In terms of community policing, the department participates with Sharon police in a Citizen’s Academy, meets with block watch groups and participates in community events, and Smoot regularly meets with community groups. To do more would take more manpower, he said.

ICMA concluded Southwest is “overstaffed” when it comes to handling calls for service. The department, by contract, has four patrolman on duty at all times. The report claims the staffing could be reduced to three during times of lesser calls.

“There is no peak time,” Hite said, with officials noting that any kind of call could come in at any time.

“Our guys keep busy,” Thomas said.

Having four men out reduces calls to other departments for assists, Smoot said. Why is that important?
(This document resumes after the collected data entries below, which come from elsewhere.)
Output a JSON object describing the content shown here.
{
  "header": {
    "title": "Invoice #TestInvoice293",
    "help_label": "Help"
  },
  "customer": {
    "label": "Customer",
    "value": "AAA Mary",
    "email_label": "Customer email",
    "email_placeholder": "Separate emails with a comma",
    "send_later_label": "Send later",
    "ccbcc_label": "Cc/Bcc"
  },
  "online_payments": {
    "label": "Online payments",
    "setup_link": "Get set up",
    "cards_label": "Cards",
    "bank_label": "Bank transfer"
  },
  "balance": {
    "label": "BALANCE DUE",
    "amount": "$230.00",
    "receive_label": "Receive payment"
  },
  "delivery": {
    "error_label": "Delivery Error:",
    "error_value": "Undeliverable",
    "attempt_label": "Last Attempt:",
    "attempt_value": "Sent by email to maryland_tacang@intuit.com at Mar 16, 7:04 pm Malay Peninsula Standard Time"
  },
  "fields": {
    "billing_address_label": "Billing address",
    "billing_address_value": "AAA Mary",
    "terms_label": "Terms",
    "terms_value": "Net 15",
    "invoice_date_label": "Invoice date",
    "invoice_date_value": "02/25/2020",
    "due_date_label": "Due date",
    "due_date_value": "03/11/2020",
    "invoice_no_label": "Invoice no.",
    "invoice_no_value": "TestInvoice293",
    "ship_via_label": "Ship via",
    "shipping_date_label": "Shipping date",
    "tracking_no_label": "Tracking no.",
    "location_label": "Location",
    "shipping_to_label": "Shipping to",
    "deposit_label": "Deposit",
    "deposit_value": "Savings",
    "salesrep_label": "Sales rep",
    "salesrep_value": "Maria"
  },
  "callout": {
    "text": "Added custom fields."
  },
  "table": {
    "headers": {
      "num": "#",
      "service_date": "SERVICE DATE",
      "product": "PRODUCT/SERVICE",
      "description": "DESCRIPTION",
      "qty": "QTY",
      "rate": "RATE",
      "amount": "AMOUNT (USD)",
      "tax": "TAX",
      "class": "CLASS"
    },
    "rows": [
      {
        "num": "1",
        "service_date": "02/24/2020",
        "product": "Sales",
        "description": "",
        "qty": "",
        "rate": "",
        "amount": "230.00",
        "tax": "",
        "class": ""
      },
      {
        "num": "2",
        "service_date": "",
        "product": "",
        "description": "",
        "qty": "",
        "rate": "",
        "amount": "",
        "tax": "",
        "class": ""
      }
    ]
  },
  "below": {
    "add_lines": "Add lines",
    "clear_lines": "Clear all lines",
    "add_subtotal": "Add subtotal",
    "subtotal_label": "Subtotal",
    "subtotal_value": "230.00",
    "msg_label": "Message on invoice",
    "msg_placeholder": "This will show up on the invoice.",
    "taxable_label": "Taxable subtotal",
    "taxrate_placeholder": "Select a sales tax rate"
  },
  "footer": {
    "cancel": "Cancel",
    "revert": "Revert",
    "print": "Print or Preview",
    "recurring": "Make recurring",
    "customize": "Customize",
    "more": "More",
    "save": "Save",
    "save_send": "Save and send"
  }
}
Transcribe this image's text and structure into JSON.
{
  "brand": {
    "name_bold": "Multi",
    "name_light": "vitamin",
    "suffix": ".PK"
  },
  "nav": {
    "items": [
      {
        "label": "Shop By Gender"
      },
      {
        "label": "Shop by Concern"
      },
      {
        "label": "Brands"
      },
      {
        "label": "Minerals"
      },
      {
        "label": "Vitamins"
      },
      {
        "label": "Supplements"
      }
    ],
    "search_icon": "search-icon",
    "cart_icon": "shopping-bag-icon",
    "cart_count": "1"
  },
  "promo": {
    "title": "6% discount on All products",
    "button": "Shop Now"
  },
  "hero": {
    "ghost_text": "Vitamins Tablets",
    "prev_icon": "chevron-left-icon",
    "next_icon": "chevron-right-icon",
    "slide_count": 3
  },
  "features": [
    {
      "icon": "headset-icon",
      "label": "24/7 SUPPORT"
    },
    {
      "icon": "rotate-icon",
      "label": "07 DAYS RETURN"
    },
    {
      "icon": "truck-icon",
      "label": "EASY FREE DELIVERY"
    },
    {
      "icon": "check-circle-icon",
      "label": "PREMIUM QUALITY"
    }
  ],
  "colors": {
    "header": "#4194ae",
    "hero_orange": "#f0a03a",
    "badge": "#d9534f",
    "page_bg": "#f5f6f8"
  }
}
Fifteen years ago, Sharon police got tired of responding to Southwest calls and said it was not responsible for providing backup, he said.

The recommendation does not take into account that there is a land separation between communities, which hampers response time – an issue that the report compliments the department for.

Reducing the patrol staff reduces citizen contacts and opportunities for community policing, Hite said.

“You have no use but to become reactive,” Smoot said of a three-man shift.

Such thinking also undervalues patrolling, Hite said.

“It’s crime suppression,” he said.

The study complimented Smoot for performing a “wide range of tasks and duties,” and then criticized him for doing them, many of which were “routine clerical duties.”

The study was critical of the department’s evidence and property storage room and how things were catalogued and stored, but Hite responded: “It has never been called into question in court.”

“We don’t lose evidence,” Thomas said.

ICMA was harsh on the detective unit, saying it had “substandard” office space, lack of a case management system and little oversight.

Thomas, a detective, acknowledged the department does not have case-tracking software, but said the detectives track cases the old-fashioned way.

“We track our own cases,” he said.

He contradicted the report’s claim that the detective unit only investigates homicides, shootings and sexual assaults.

“If it needs followed up on, we’ll do what we can,” he said.

The report claims the department’s 2012 clearance rates for major crimes “lag somewhat behind the national clearance average,” while Thomas interpreted the data as “comparable.”

Those lags are 6 percent for rape cases, 3 percent for robbery, 2 percent for aggravated assaults, one-half percent for robberies and 9 percent for larcenies. The department’s 100 percent clearance rate for murders exceeded the national average of 71è percent.

Smoot said he would like Southwest to become the department that the study envisions it could be, but that can’t be done without money. The report recommends hiring another staff person to help with clerical duties and data analysis, sending staffers to more training session, promoting two more officers so a supervisor would work every shift, buying a host of equipment for field and office use and renovating, at least, parts of the police station.

“We don’t have the money to do what they want,” Thomas said.

As a taxpayer and resident of Farrell, Smoot said he understands the desire for a cost-effective and efficient department. But, he hates that each year is a struggle to keep the doors open. He asked decision-makers not just to look at what they are paying.

“It’s about, when the officers respond, are they professional?” Smoot said. “Do they do the job well? Are they doing what they are supposed to do? When they leave, do you feel safer? If we fall short, give us the opportunity to correct these actions.”

Although Southwest has trouble with turnover – “ICM notes that the department’s current pay levels appear quite low in comparison to national averages” – it also has many long-term policemen.

“We love this job,” Smoot said. “There’s something about this area that made us stay here. Nobody stays here for the money.”

Thomas said he does not want to work for another department because no department gives him the range of experiences as he gets at Southwest.

“They run from an inner-city experience to running cows off the road,” he said. “We get the full gamut of police experience.”